For Powell, anything that brings him home to Indiana is a welcome break in his jet setting lifestyle.
“I spent my whole life up through college in Indiana and then I moved to California and then subsequently, all around the world. I met my wife in Australia. But all the places I’ve been have only reinforced how much I love where I’m from. And I think that’s really important that you appreciate where you’re from – and I definitely do.”
He also has great appreciation for the team he loves and the women who represent it.
“I have a great appreciation, not only for the process, but the way the Colts handle the cheerleaders. I think there’s a lot of respect given them and they are great ambassadors for the city, for the organization. My experience is that I think they handle it differently and I think that’s really cool – including this show.”
Colts wide receiver Chester Rogers, a childhood actor himself, judged the competition and joined Powell on stage to reenact famous movie scenes from films like Star Wars, Titanic, and Dirty Dancing.
Just like acting, Rogers said auditioning for the Colts Cheerleaders is about standing out and never giving up.

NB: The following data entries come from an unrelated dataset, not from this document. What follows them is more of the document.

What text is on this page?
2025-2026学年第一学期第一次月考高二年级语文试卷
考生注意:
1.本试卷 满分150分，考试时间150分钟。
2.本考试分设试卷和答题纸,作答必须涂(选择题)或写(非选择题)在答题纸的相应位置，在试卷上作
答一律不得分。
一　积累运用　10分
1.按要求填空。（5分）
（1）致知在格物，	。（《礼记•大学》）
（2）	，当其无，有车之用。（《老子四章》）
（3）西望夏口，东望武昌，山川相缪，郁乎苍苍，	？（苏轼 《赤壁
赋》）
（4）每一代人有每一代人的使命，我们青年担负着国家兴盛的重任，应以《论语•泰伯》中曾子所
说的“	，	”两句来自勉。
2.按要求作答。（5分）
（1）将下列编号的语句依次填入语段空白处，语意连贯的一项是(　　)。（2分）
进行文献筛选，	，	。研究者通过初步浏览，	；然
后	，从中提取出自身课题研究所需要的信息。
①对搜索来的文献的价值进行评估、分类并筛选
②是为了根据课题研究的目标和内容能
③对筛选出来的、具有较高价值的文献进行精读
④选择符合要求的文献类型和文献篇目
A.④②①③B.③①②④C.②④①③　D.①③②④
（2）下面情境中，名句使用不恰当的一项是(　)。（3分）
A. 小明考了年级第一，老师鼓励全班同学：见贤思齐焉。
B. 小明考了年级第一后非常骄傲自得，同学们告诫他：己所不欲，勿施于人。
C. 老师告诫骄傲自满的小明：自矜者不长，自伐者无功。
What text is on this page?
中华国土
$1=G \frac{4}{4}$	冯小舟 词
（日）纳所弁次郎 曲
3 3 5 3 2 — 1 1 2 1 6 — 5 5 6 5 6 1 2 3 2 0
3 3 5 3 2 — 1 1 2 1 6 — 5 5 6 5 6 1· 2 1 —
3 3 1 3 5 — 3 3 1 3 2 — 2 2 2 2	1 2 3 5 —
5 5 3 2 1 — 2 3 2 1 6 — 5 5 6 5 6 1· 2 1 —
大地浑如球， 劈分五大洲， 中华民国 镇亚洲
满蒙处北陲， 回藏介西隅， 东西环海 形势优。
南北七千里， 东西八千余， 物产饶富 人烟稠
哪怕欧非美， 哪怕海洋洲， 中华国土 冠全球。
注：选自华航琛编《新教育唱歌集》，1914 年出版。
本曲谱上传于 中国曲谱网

“You’ve got to find that niche that makes you different from everybody else,” he said. “From my auditions back in the day, I just had to find a way to be different from everybody. You’re going to get told no – you’re going to get told yes, but you have to have thick skin and know that if you don’t get picked today, it’s alright. Don’t ever quit.”

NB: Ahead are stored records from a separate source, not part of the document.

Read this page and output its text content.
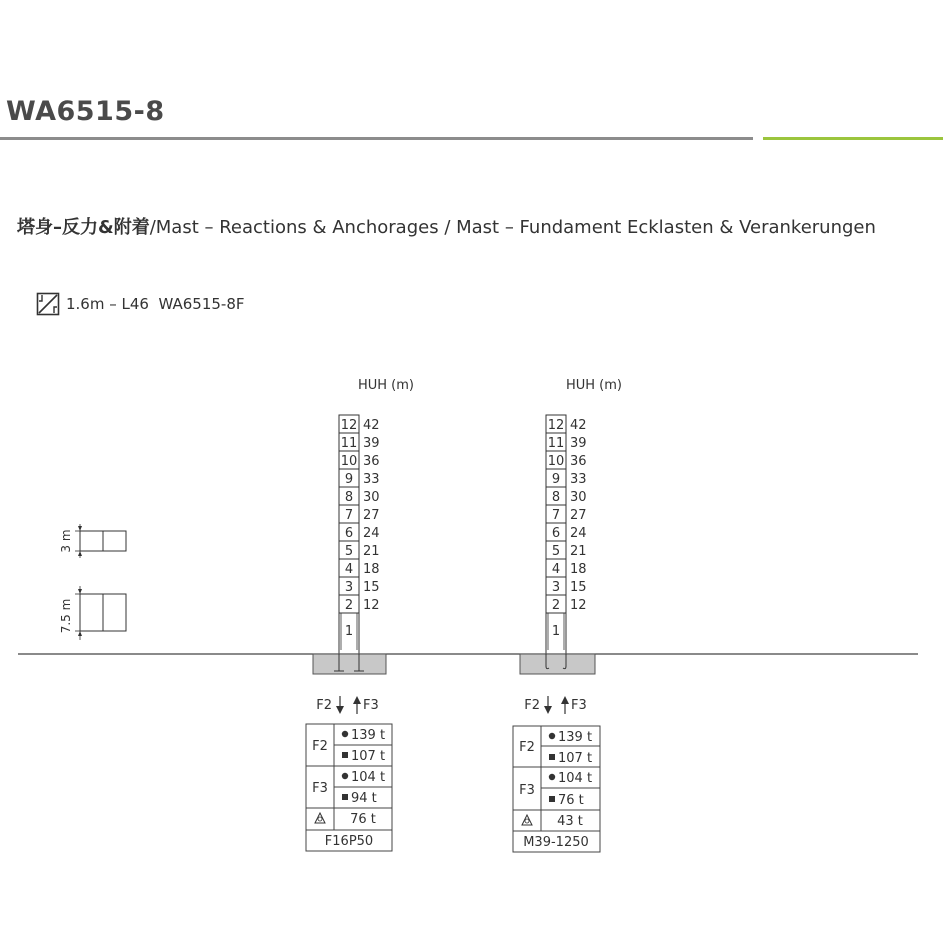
WA6515-8
塔身–反力&附着/Mast – Reactions & Anchorages / Mast – Fundament Ecklasten & Verankerungen
1.6m – L46  WA6515-8F
3 m
7.5 m
HUH (m)
12
11
10
9
8
7
6
5
4
3
2
42
39
36
33
30
27
24
21
18
15
12
1
F2 F3
F2
139 t
107 t
F3
104 t
94 t
76 t
F16P50
HUH (m)
12
11
10
9
8
7
6
5
4
3
2
42
39
36
33
30
27
24
21
18
15
12
1
F2 F3
F2
139 t
107 t
F3
104 t
76 t
43 t
M39-1250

After group dances, interview questions, and individual performances, it was time for the judges to make their decisions.

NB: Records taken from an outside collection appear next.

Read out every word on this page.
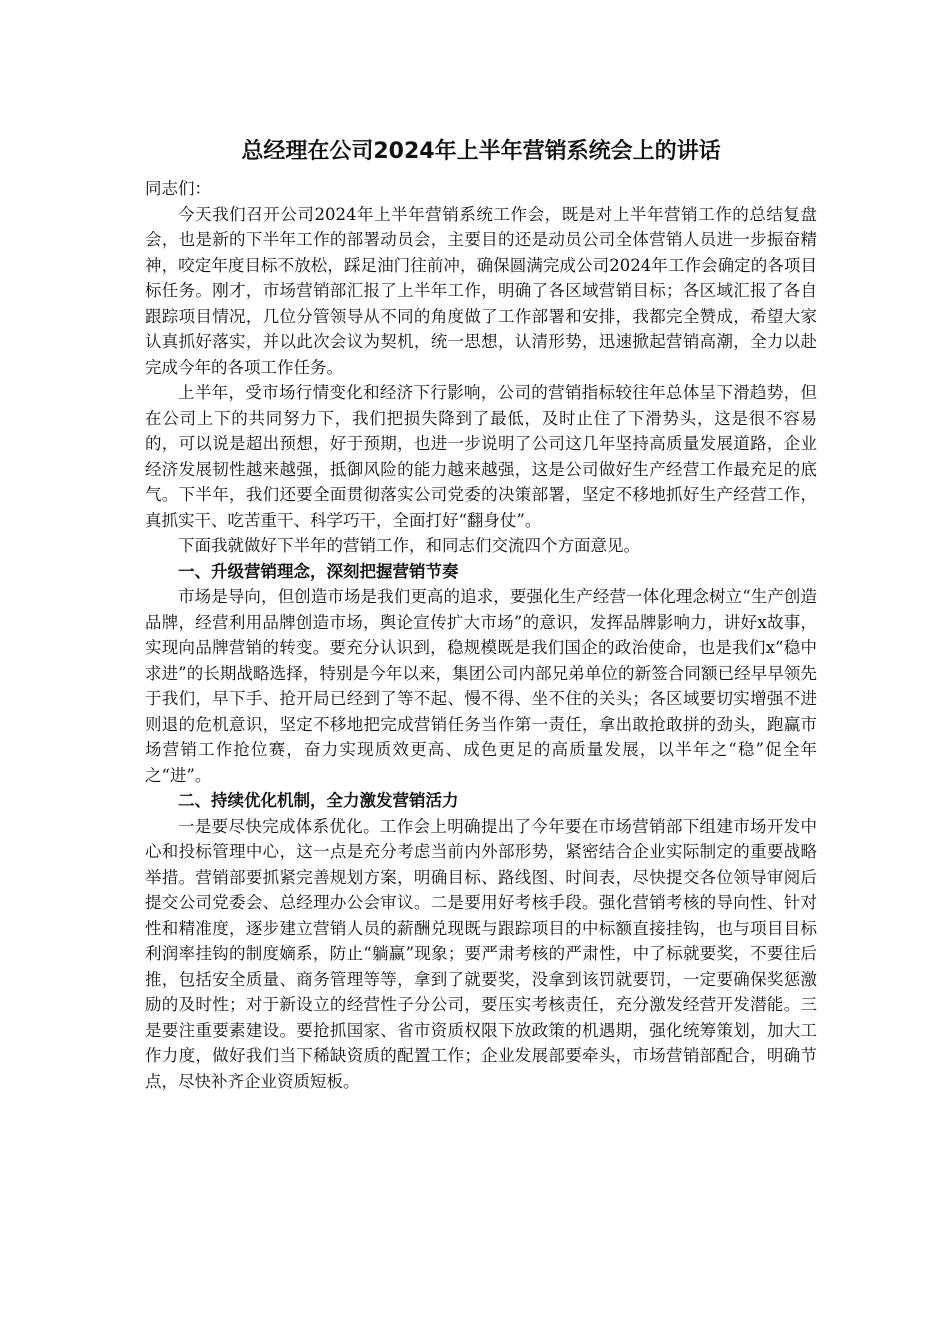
总经理在公司2024年上半年营销系统会上的讲话

同志们：

今天我们召开公司2024年上半年营销系统工作会，既是对上半年营销工作的总结复盘会，也是新的下半年工作的部署动员会，主要目的还是动员公司全体营销人员进一步振奋精神，咬定年度目标不放松，踩足油门往前冲，确保圆满完成公司2024年工作会确定的各项目标任务。刚才，市场营销部汇报了上半年工作，明确了各区域营销目标；各区域汇报了各自跟踪项目情况，几位分管领导从不同的角度做了工作部署和安排，我都完全赞成，希望大家认真抓好落实，并以此次会议为契机，统一思想，认清形势，迅速掀起营销高潮，全力以赴完成今年的各项工作任务。

上半年，受市场行情变化和经济下行影响，公司的营销指标较往年总体呈下滑趋势，但在公司上下的共同努力下，我们把损失降到了最低，及时止住了下滑势头，这是很不容易的，可以说是超出预想，好于预期，也进一步说明了公司这几年坚持高质量发展道路，企业经济发展韧性越来越强，抵御风险的能力越来越强，这是公司做好生产经营工作最充足的底气。下半年，我们还要全面贯彻落实公司党委的决策部署，坚定不移地抓好生产经营工作，真抓实干、吃苦重干、科学巧干，全面打好“翻身仗”。

下面我就做好下半年的营销工作，和同志们交流四个方面意见。

一、升级营销理念，深刻把握营销节奏

市场是导向，但创造市场是我们更高的追求，要强化生产经营一体化理念树立“生产创造品牌，经营利用品牌创造市场，舆论宣传扩大市场”的意识，发挥品牌影响力，讲好x故事，实现向品牌营销的转变。要充分认识到，稳规模既是我们国企的政治使命，也是我们x“稳中求进”的长期战略选择，特别是今年以来，集团公司内部兄弟单位的新签合同额已经早早领先于我们，早下手、抢开局已经到了等不起、慢不得、坐不住的关头；各区域要切实增强不进则退的危机意识，坚定不移地把完成营销任务当作第一责任，拿出敢抢敢拼的劲头，跑赢市场营销工作抢位赛，奋力实现质效更高、成色更足的高质量发展，以半年之“稳”促全年之“进”。

二、持续优化机制，全力激发营销活力

一是要尽快完成体系优化。工作会上明确提出了今年要在市场营销部下组建市场开发中心和投标管理中心，这一点是充分考虑当前内外部形势，紧密结合企业实际制定的重要战略举措。营销部要抓紧完善规划方案，明确目标、路线图、时间表，尽快提交各位领导审阅后提交公司党委会、总经理办公会审议。二是要用好考核手段。强化营销考核的导向性、针对性和精准度，逐步建立营销人员的薪酬兑现既与跟踪项目的中标额直接挂钩，也与项目目标利润率挂钩的制度嫡系，防止“躺赢”现象；要严肃考核的严肃性，中了标就要奖，不要往后推，包括安全质量、商务管理等等，拿到了就要奖，没拿到该罚就要罚，一定要确保奖惩激励的及时性；对于新设立的经营性子分公司，要压实考核责任，充分激发经营开发潜能。三是要注重要素建设。要抢抓国家、省市资质权限下放政策的机遇期，强化统筹策划，加大工作力度，做好我们当下稀缺资质的配置工作；企业发展部要牵头，市场营销部配合，明确节点，尽快补齐企业资质短板。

Before introducing the 2018 Colts Cheerleaders, they welcomed back the 1984 cheerleaders – the first squad of Indianapolis Colts Cheerleaders and the women who set the bar for all the rest.
Then came the big moment.
Tilley took the stage to read the names and numbers of the women as they ran out in their white boots to perform as a team for the first time.
“To the 2018 squad, you surely did earn those boots,” she said. “And I would like to say, vets, welcome home. Rookies, welcome to the NFL.”
Natsuki’s family traveled all the way from Japan to watch her dream of becoming a Colts cheerleader come true.
When it did, they were drowning in tears of joy and gratitude.
Best friends and roommates, Caroline and Sarah S. danced together at Butler and auditioned for the Colts together.
“I just remember being in the circle and Kelly was calling the numbers and I wasn’t even thinking of my own number, I was thinking of Sarah’s number – 24,” said Caroline. “We’re actually reversed, I was 42 and she was 24. I don’t know how that happened, but hearing her number – I don’t know if I’ve ever felt more joy. I’m so excited to share the stage with her.”
Their journey has taken them from Hinkle Fieldhouse to Lucas Oil Stadium.
“I’m so excited to be able to continue dancing together and to just keep moving on in our journey,” said Sarah.
There to cheer them on and welcome them to the Colts Cheer sisterhood was their Butler coach, former cheerleader Cassia, who also coached one-year veteran Alliyah.
“I wouldn’t stop bothering them about auditioning for the team. I’m not ashamed to admit that, either,” she said. “I just knew that they’d be so perfect for it and I just remember how incredible the experience I had was and I would like to share that too.”
In the end, that’s what it’s all about – the sisterhood of the Horseshoe.
“Over the 35 seasons, when we met that first team and we sat down with the 1984 squad, the one thing that really stood out to me was how proud they are, their pride,” said Tilley. “I think the women on our team are really proud to be a part of this team and I know that it’s hard to get on it and I know that it’s elite and it’s the best of the best. And I feel like that’s something that’s probably been around for the last 35 seasons – the pride to represent the Horseshoe.”
It's the foundation the program was built on.
And it will continue to be - season after season - for years to come.